Pub companies need to show reform is working to stave off government pressure

Pub companies need to show reform is working to stave off government pressure

New codes of practice covering the way UK pub companies operate are “making a difference” it has been claimed – but the industry still faces the threat of government intervention.

The codes have been introduced after a series of MP reports criticising companies’ treatment of their tenants. Last year, the UK Government vowed to act if pub companies did not reform their 'ties' with tenanted pubs by June 2011.

There is severe financial pressure on the UK on-trade, which has exacerbated an already tense relationship between pub companies and their tenanted pubs.

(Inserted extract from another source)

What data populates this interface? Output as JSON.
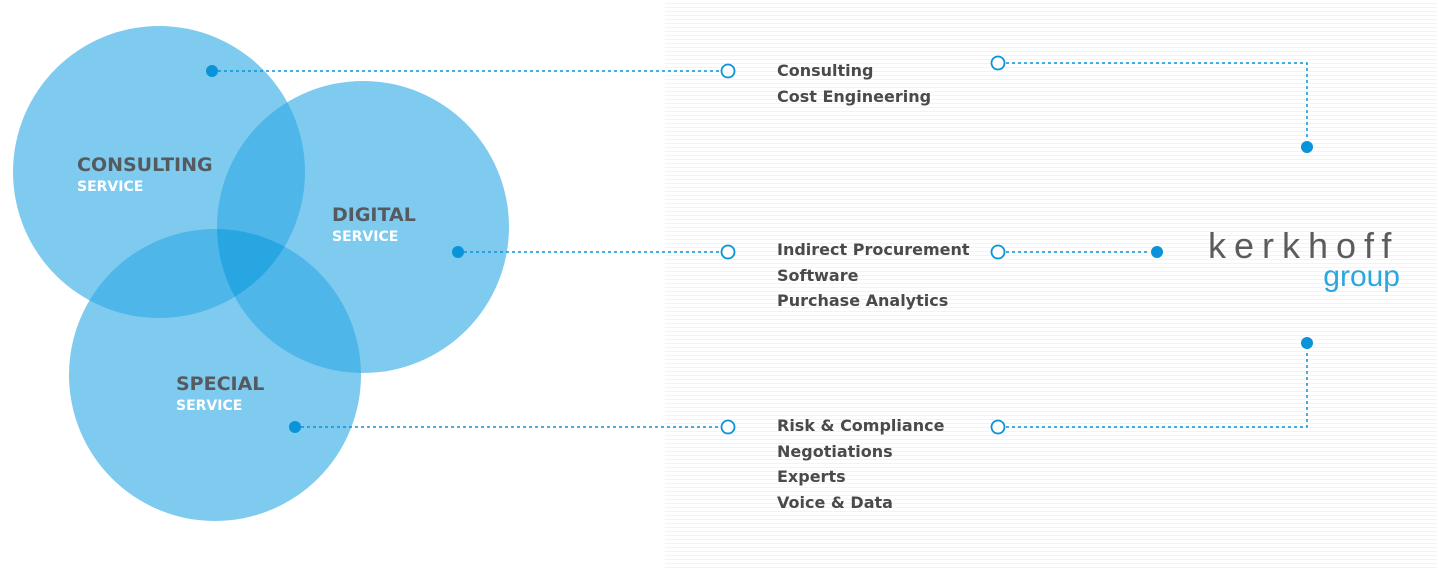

To assess progress made on reform, the British Beer & Pub Association (BBPA) and the Independent Pub Confederation commissioned a survey of 500 UK publicans. The results, released last week, found that only 76% of them knew a code existed. Just 16% of new tenants had been offered a free-of-tie option, allowing them to buy beer from any supplier they choose.

Brigid Simmonds, the BBPA's chief executive, said that the results showed “solid progress” has been made in improving the tie between pub companies and licensees. 

But, Simon Clarke, a spokesman for the anti-beer tie Fair Pint campaign, argued it was “quite a limited survey that did not address the real issue of tenant profitability”.

Meanwhile, a new MP-led inquiry into the issue is due to kick-off next month, which could put back the deadline for reform.